Con 16 años dejé el colegio para irme a un instituto donde conocí al grueso del grupo de amigas y amigos que mantengo a día de hoy (lo de pasar de un cole de chicos a uno mixto, en plena adolescencia, lo dejo para otro post).

Apenas conservé relación con la gente del cole que conocí en aquella época, salvando la excepción de mi hermano Alberto Díaz con el que me reencontré en mi primer día de carrera en Humanidades, hace cerca de 20 años y con el que desde entonces, no hemos vuelto a distanciarnos. Al menos, en ese invento maravilloso o destructivo que supone wasap y que utilizamos casi semanalmente para comentar nuestras vidas, reflexiones o cualquier trivialidad.

Hace unos meses me propuse recontactar con algunas personas de mi cole: comidas, desayunos, quedadas y creo que es lo más terapéutico que he hecho en los últimos años. No voy a dejar de hacerlo.

No somos los que fuimos ni seremos los que somos, pero hay algo maravilloso en volver a la infancia que no sé describir en un post.

Reconocer en la mirada de un tipo que ronda los 40 años a un niño con el que hiciste cosas que hoy esperas, no repitan tus hijos, es la vuelta a una emoción enterrada, pero que asoma en esos encuentros a modo de flashes tal y como le pasa al «viejo» Peter (Pan) en Hook.
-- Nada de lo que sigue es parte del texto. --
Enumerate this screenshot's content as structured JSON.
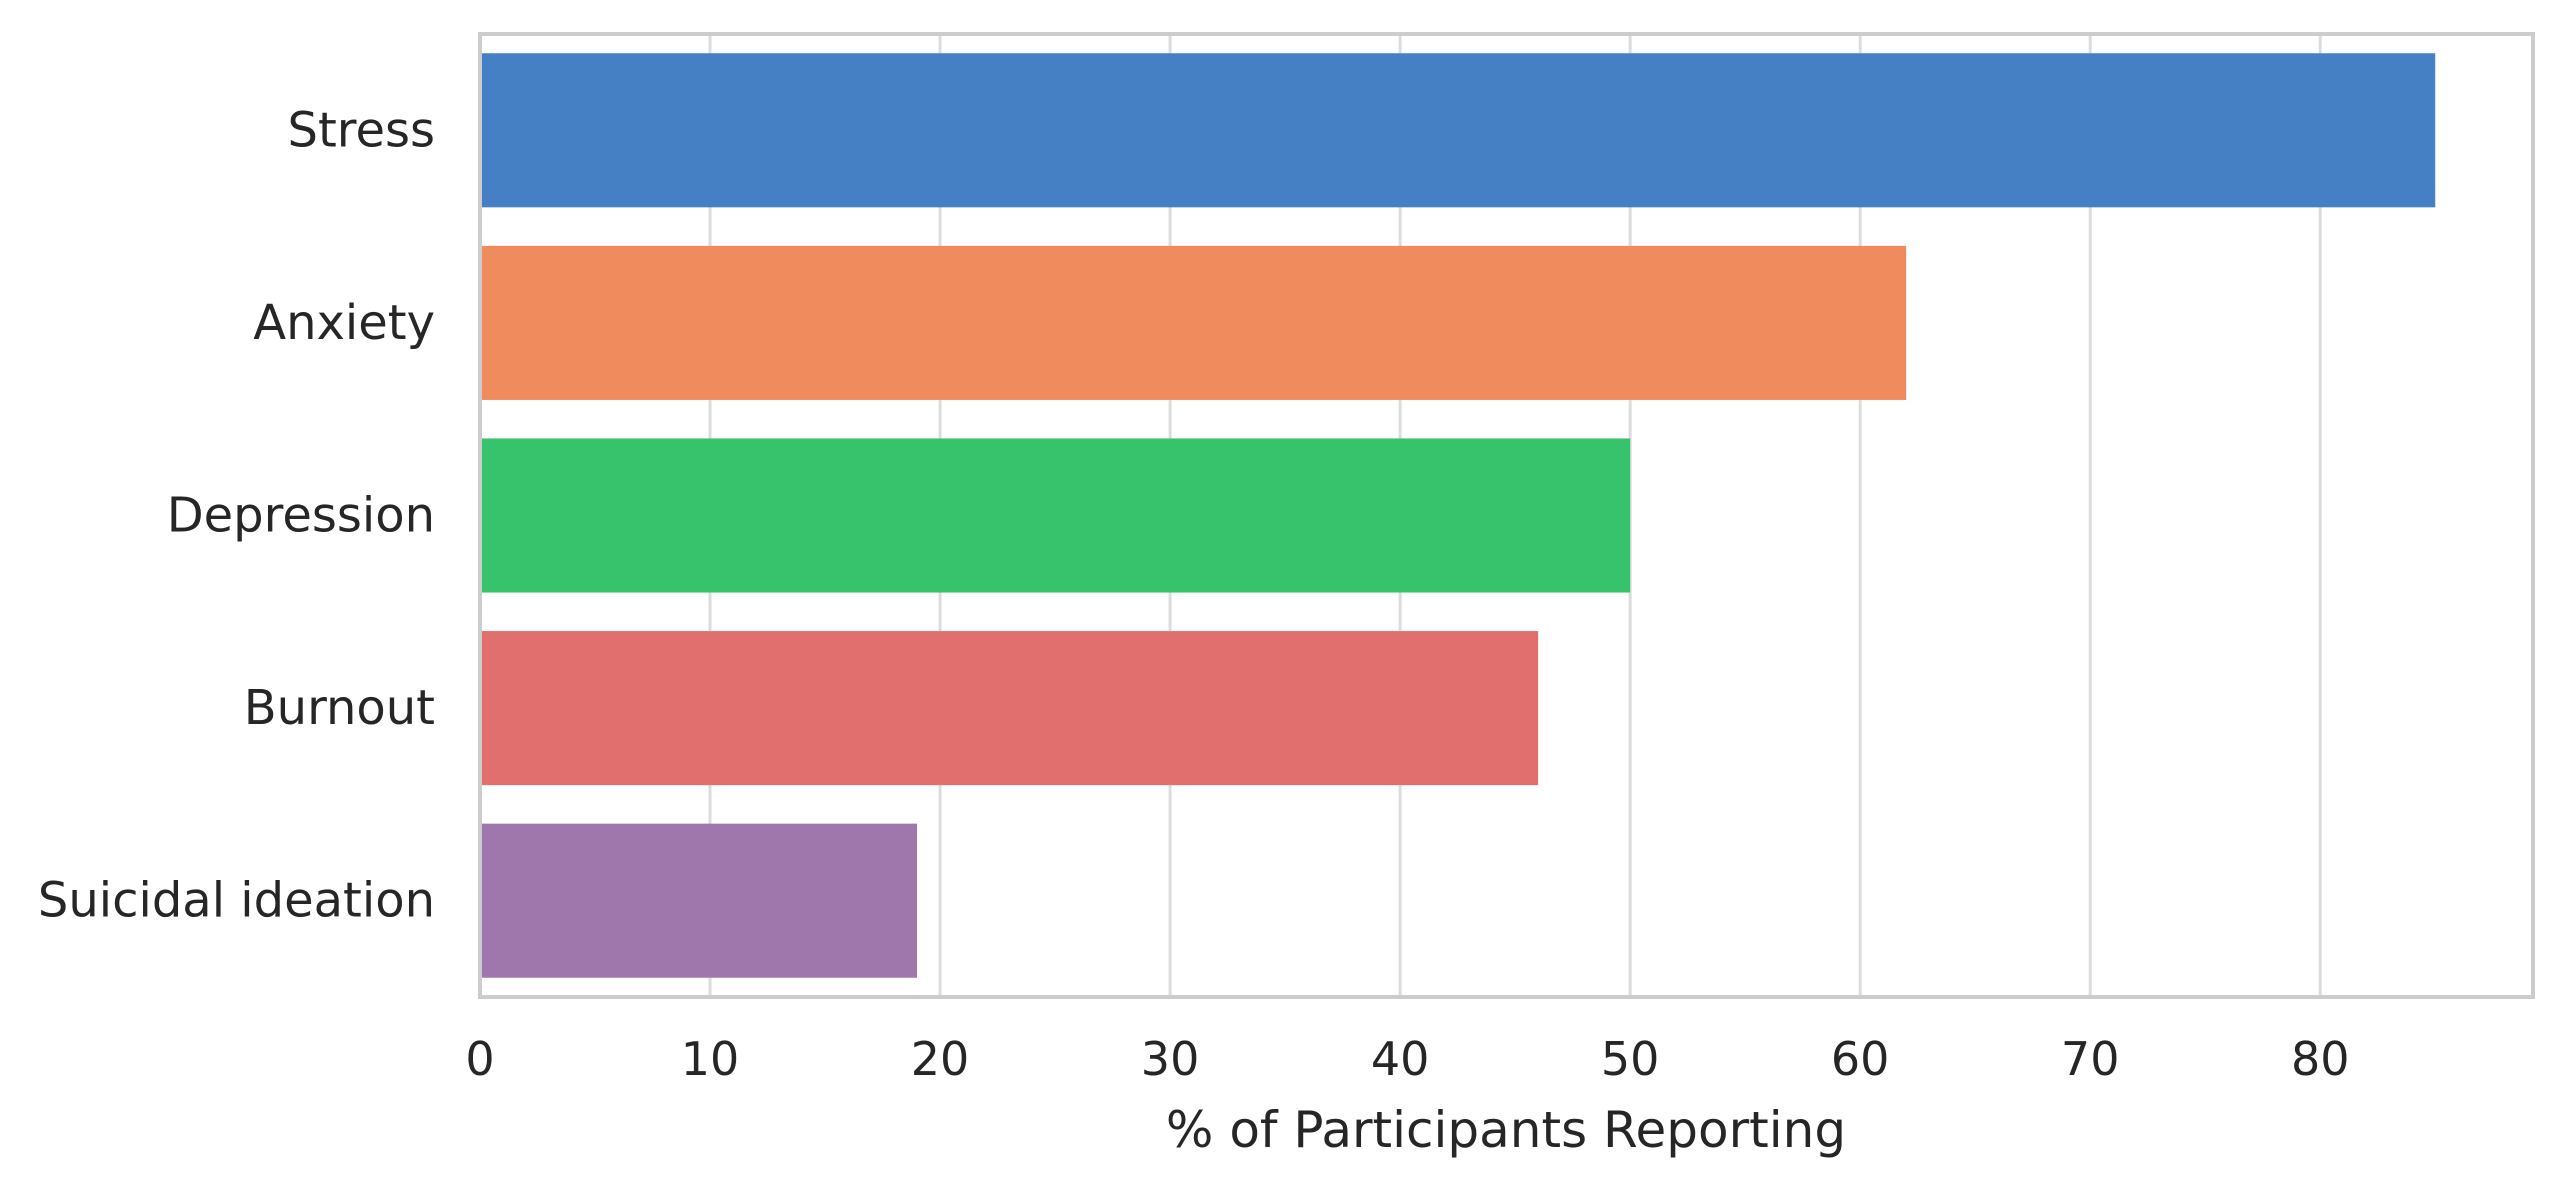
{
  "chart_data": {
    "type": "bar",
    "orientation": "horizontal",
    "categories": [
      "Stress",
      "Anxiety",
      "Depression",
      "Burnout",
      "Suicidal ideation"
    ],
    "values": [
      85,
      62,
      50,
      46,
      19
    ],
    "colors": [
      "#4480C3",
      "#F08B5E",
      "#37C36C",
      "#E06F6D",
      "#A077AD"
    ],
    "title": "",
    "xlabel": "% of Participants Reporting",
    "ylabel": "",
    "xlim": [
      0,
      89.25
    ],
    "xticks": [
      0,
      10,
      20,
      30,
      40,
      50,
      60,
      70,
      80
    ],
    "grid": "vertical",
    "legend": "none"
  }
}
Me hace ser consciente del paso del tiempo, de la suerte que poseo y de que tengo que tomarme todo más a la ligera.

Esto está pasando muy muy rápido y si llegamos a viejos, hay que seguir trabajando para mirar los 40 con la felicidad que miro ahora mi infancia.

No podemos cambiar nuestro pasado pero sí reflexionar sobre lo aprendido para no repetir errores y construir un futuro tomando decisiones.

No seguir «donde nos lleve la vida» sino ir donde queremos que nos lleve.

Observar al niño para pintar al anciano.